LAS VEGAS — Nevada’s new Tesla deal makes “utterly no sense,” says NYU Global Research Professor Richard Florida, writing yesterday on The Atlantic’s CityLab website.
Florida, director of the Martin Prosperity Institute at the University of Toronto and a senior editor at The Atlantic, questions both the economic impact of the new Tesla venture in Nevada and also the wisdom of Gov. Brian Sandoval’s call for a special session to provide Tesla with $1.3 billion in tax breaks and transferable tax credits.
Florida’s article is titled “Reno Won Tesla's Gigafactory. Was It Worth It?” In it, the professor argues that government officials have dramatically overstated the economic impact of Tesla in Nevada. He cites, among others, Martin Kenney, a University of California, Davis, professor and expert on high-tech factories, who predicts the Tesla factory would at most employ 3,000.
Florida than looks at the “multiplier effect” that government officials trot out to transform an estimated 6,500 jobs at the Tesla factory into more than 22,000 jobs in the economy. Florida writes:
The state of Nevada says the factory will ultimately create 22,000 jobs, after the multiplier effect of the Gigafactory is taken into account. That's a multiplier of more than three times the number of direct jobs. A smaller multiplier — say around 1.5 — is generally thought to be more in line with something like a high-tech battery plant…
Combining 3,000 jobs at the factory with a multiplier of 1.5 means the Tesla factory would produce, directly and indirectly, only 4,500 jobs. Presuming state lawmakers approve the proposed $1.3 billion in tax abatements and transferable tax credits, each direct job would be costing taxpayers over $365,000 in lost tax revenue. Even if indirect jobs are included in the calculation, each job still would cost Nevada over $240,000.
Florida argues that Tesla is unlikely to create an industry hub in Nevada, noting that trade-offs always accompany economic growth. He describes a scenario where Tesla, backed by government-guaranteed advantages, would kill off thousands of currently existing high-paying jobs:
The spillovers are limited, Kenney notes, by the simple fact that a battery plant, however advanced its technology, is much more self-contained than an automotive assembly plant, which forms the hub of an extensive supply chain. “There is little high-tech benefit in terms of things like research,” Kenney writes in an email. And since there is no real supply chain for the plant in the region, it is likely that a lot of money will leak out of Reno.

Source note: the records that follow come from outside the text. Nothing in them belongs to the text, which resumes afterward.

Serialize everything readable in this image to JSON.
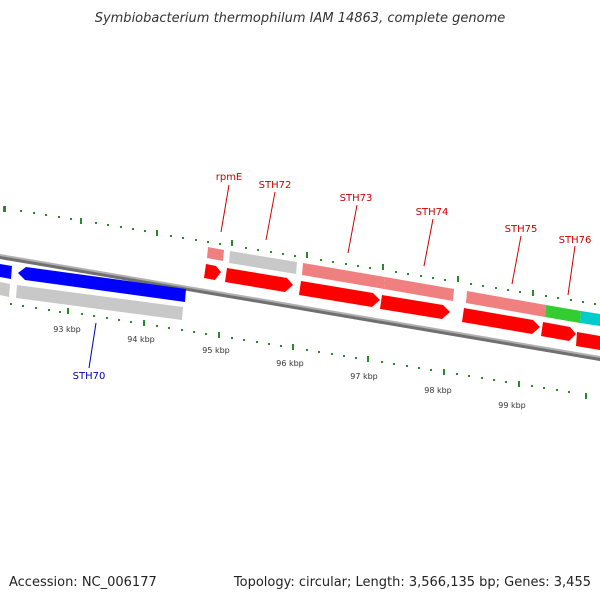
{
  "title": "Symbiobacterium thermophilum IAM 14863, complete genome",
  "footer": {
    "accession": "Accession: NC_006177",
    "summary": "Topology: circular; Length: 3,566,135 bp; Genes: 3,455"
  },
  "colors": {
    "forward_cds": "#ff0000",
    "forward_cds_light": "#f08080",
    "reverse_cds": "#0000ff",
    "other_feature": "#c8c8c8",
    "green_feature": "#33cc33",
    "cyan_feature": "#00cccc",
    "backbone": "#888888",
    "tick": "#2a8a2a",
    "label_forward": "#cc0000",
    "label_reverse": "#0000aa"
  },
  "ticks": [
    "93 kbp",
    "94 kbp",
    "95 kbp",
    "96 kbp",
    "97 kbp",
    "98 kbp",
    "99 kbp"
  ],
  "gene_labels_top": [
    "rpmE",
    "STH72",
    "STH73",
    "STH74",
    "STH75",
    "STH76"
  ],
  "gene_labels_bottom": [
    "STH70"
  ]
}
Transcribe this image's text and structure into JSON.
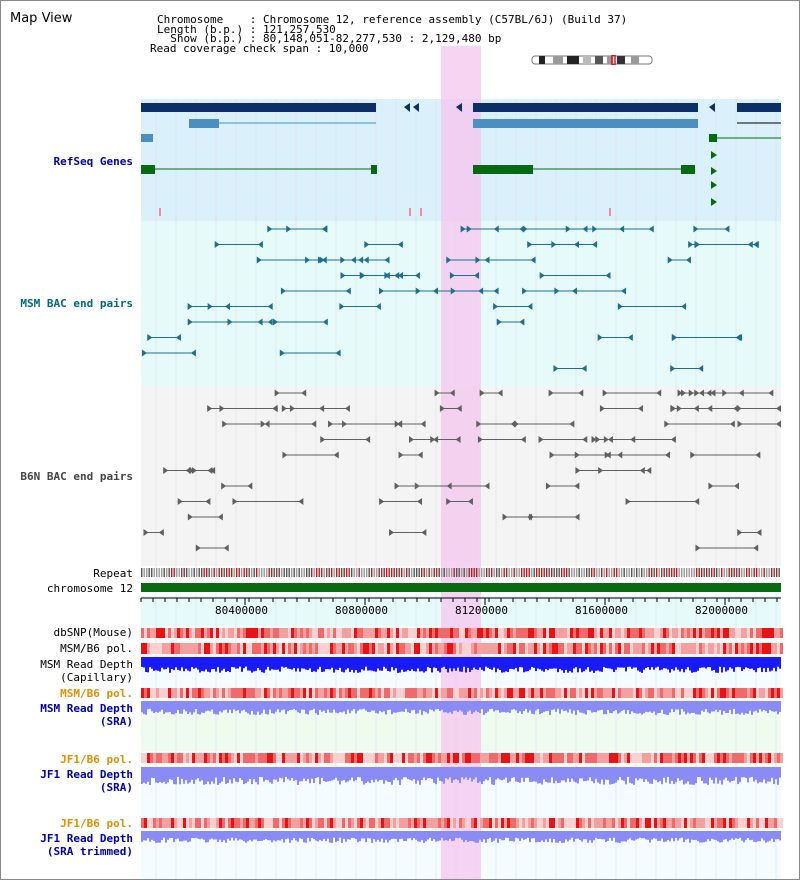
{
  "title": "Map View",
  "info": {
    "chromosome": "Chromosome    : Chromosome 12, reference assembly (C57BL/6J) (Build 37)",
    "length": "Length (b.p.) : 121,257,530",
    "show": "  Show (b.p.) : 80,148,051-82,277,530 : 2,129,480 bp",
    "span": "Read coverage check span : 10,000"
  },
  "tracks": {
    "refseq": "RefSeq Genes",
    "msm_bac": "MSM BAC end pairs",
    "b6n_bac": "B6N BAC end pairs",
    "repeat": "Repeat",
    "chromosome": "chromosome 12",
    "dbsnp": "dbSNP(Mouse)",
    "msm_b6_pol": "MSM/B6 pol.",
    "msm_read_depth": "MSM Read Depth",
    "capillary": "(Capillary)",
    "msm_b6_pol2": "MSM/B6 pol.",
    "msm_read_depth2": "MSM Read Depth",
    "sra": "(SRA)",
    "jf1_b6_pol": "JF1/B6 pol.",
    "jf1_read_depth": "JF1 Read Depth",
    "sra2": "(SRA)",
    "jf1_b6_pol2": "JF1/B6 pol.",
    "jf1_read_depth2": "JF1 Read Depth",
    "sra_trimmed": "(SRA trimmed)"
  },
  "axis": {
    "ticks": [
      "80400000",
      "80800000",
      "81200000",
      "81600000",
      "82000000"
    ]
  },
  "colors": {
    "refseq_bg": "#daf0fa",
    "msm_bac_bg": "#e6fafa",
    "b6n_bac_bg": "#f4f4f4",
    "highlight": "#f5c6ef",
    "dark_gene": "#0b2f66",
    "mid_gene": "#4a8fbf",
    "green_gene": "#056a12",
    "msm_pair": "#1f6f8f",
    "b6n_pair": "#606060",
    "chromosome_bar": "#0a6a12",
    "depth_blue": "#1a1aff",
    "depth_light": "#8b8bf5",
    "pol_red": "#ee3333",
    "label_dark_blue": "#0000aa",
    "label_teal": "#006a7a",
    "label_orange": "#e09000"
  }
}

Thomas notes that if the plant is ultimately successful, and electric cars take over our roadways, there will be job losses at traditional auto companies, where conventional gasoline-powered engines are built. “Therefore,” he writes in an email, “the net benefit to the country will be less than 6,500 jobs.” Those lost engine plant jobs would almost certainly be higher paying ones than the $22 an hour jobs the Gigafactory will create.
In view of this article, Andy Matthews, NPRI’s president, released the following comments:
Richard Florida’s article raises many important questions regarding the economic impact of $1.3 billion given to Tesla in targeted tax breaks. This new analysis also describes a scenario where Tesla’s factory produces just 4,500 jobs directly and indirectly — not 22,000 as GOED claims. In that scenario, taxpayers would be handing out over $240,000 for each job, hardly a good deal for the state.
Lawmakers should not just immediately accept the economic impact numbers put out by the Governor’s Office of Economic Development, Instead, they should conduct a thorough examination of both the best- and worst-case scenarios. Credible independent economic analysis needs to be done on this deal before lawmakers vote on any tax breaks for Tesla.
Life is full of tradeoffs, and taxpayers and lawmakers need to know what the opportunity costs are in this situation. That’s not something lawmakers can accomplish in just a one- or three-day Special Session — especially for targeted tax breaks of this magnitude.
If lawmakers wanted to give Nevada’s entire economy a boost, they should lower Nevada’s sales tax across the board.